Most people in the U.S. are bullish on the role AI will play in health care in 2024, especially to lower access barriers to care and to diagnose and detect health conditions. Two new studies point to the consumerization of AI in healthcare, from Medtronic and Deloitte. This post weaves their findings together and suggests some planning points for 2024.
Medtronic collaborated with Morning Consult to poll 2,213 U.S. adults in late September 2023 to gauge peoples’ perspectives on AI and health care.
With such optimism among health consumers comes some reality-checking on the barriers to AI adoption in health care. Four in five people said that AI has the potential to make mistakes. Most people also noted a lack of evidence for AI which could be an obstacle to AI adoption for health care in the U.S.
These concerns may be tempering some patients’ preferences in collaborating with a doctor using AI: only 1 in 3 consumers told Medtronic they would prefer to work with an AI-using physician.
But this should change over time as more patients are exposed to AI-infused care. The most likely clinical areas patients would embrace, according to the Medtronic study, would be physicians using AI to analyze digital images and to detect cancer.
Furthermore, two-thirds of consumers already have a favorable opinion of apps and symptom trackers that are using AI.
The Medtronic study also captured a data point worth further exploring: that 53% of patients reporting excellent health would prefer to work with a doctor using AI, versus only 29% of patients who self-rate their health as “fair.”
There could be several reasons that patients in poorer health could be less keen on clinicians using AI including but not limited to health literacy, technology literacy, and lack of or less trust in new technology,
Health Populi’s Hot Points: Deloitte’s consumer survey covered a lot of ground, from the potential access and affordability impacts of AI on health care to peoples’ level of comfort with various health care tasks that AI can support and inform.
Deloitte’s 2023 Health Care Consumer survey polled 2,014 US adults and found that one-half overall felt that AI had the potential to improve access to care (such as lowering wait times for appointments), and nearly one-half so said AI could improve affordability in the form of lowering individuals’ health care costs.

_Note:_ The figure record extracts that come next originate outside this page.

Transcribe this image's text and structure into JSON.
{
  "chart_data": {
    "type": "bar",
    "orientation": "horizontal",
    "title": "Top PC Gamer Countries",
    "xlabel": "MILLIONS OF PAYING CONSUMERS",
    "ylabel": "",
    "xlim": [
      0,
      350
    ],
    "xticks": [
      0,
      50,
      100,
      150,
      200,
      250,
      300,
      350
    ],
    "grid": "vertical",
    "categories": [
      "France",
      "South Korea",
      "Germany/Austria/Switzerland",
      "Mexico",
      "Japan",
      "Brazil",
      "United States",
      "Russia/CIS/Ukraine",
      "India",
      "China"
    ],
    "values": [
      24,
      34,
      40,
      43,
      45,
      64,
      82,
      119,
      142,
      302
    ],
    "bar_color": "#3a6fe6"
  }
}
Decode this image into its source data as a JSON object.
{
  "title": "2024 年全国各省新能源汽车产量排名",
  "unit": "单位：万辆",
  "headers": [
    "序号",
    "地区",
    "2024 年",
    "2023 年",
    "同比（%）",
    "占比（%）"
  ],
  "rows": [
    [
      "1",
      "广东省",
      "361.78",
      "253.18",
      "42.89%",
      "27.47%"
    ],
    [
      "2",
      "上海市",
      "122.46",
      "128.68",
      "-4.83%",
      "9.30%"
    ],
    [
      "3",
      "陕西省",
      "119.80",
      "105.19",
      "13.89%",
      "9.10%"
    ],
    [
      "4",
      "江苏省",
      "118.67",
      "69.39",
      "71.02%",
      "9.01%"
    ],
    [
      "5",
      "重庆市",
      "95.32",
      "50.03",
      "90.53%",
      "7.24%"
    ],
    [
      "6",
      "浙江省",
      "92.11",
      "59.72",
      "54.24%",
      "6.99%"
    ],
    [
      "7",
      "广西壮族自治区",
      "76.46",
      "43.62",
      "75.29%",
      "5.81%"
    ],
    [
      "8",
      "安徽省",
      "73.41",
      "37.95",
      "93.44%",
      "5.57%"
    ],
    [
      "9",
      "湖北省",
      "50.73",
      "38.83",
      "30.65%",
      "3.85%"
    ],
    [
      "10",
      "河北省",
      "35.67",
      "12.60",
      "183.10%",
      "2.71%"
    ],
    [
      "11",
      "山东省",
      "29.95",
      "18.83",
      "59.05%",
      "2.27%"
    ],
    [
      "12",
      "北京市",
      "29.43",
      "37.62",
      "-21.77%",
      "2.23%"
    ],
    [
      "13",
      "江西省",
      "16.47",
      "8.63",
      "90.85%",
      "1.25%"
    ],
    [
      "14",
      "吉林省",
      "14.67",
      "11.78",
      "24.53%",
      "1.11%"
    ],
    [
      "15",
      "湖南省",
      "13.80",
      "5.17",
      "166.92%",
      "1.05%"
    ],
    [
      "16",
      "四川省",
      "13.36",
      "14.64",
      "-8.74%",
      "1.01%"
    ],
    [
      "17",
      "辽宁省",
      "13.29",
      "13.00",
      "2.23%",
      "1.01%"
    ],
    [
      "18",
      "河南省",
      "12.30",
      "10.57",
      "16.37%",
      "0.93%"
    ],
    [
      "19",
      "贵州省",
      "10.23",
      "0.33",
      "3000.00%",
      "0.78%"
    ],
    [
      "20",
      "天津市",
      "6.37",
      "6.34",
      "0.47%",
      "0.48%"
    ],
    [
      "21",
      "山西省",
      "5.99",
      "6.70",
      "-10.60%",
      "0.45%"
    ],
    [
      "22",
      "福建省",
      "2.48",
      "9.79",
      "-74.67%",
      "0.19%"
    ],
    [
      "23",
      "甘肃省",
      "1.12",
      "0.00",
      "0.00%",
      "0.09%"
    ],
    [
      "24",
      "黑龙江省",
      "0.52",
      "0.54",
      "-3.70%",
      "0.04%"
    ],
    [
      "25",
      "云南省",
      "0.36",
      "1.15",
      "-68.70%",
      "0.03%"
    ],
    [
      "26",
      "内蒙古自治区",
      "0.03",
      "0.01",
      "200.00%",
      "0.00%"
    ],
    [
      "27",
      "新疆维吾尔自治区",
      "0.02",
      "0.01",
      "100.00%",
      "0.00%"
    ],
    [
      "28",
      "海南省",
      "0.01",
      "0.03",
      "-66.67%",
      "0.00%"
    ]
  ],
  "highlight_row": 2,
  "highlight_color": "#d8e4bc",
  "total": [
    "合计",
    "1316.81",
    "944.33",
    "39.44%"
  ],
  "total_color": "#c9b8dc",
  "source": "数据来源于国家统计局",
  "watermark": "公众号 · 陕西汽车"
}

These hopeful numbers on access and affordability increased among those consumers who have already used generative AI for health.
That was nearly 50% of those surveyed, saying they are already using GenAI.
Among all consumers in the Deloitte research, over half would be comfortable with their health care provider relying on GenAI for:
- Identifying a new treatment for an existing condition being treated
- Reviewing lab tests and digital images and providing interpretations
- Determining optimal prescription drugs for the individual, and
- Triaging the patient based on urgency of need and nature of treatment required.
A key to building trust in any new technology deployed for health care is education and transparency — where Deloitte found the vast majority of consumers (87%) rated the importance of a provider informing their use of GenAI for medical treatment would be extremely or somewhat important.
The issue of trust in Americans’ collective view, especially in science-related areas of daily life, will be important to track and bolster.
In research published in August 2023, the Pew Research Center observed, in their words, “growing public concern about the role of artificial intelligence in daily life.”
The bar chart from the Pew study found various levels of concern with AI depending on the area for which it would be deployed. The simplest function seen as “helping more than it would hurt” was found for people seeking products and services they are interested in online. Here 49% of consumers told the folks at Pew that this function would help more than hurt, which was the metric the Pew survey used to gauge peoples’ AI sentiments.
The most “hurt-ful” area in AI impact was seen as people keeping their personal information private.
The most “help-ful” area for AI impact was found for companies making safe cars and trucks, and for doctors providing quality care to patients.
At this very early stage of AI adoption in health care, it appears that Americans tend to be techno-optimistic. It will behoove all stakeholders who interact with consumers for their and their families’ health and health care to be informative, engaged, transparent, and design-ful for privacy and equity over the coming months and early years in our journey with AI baked into health.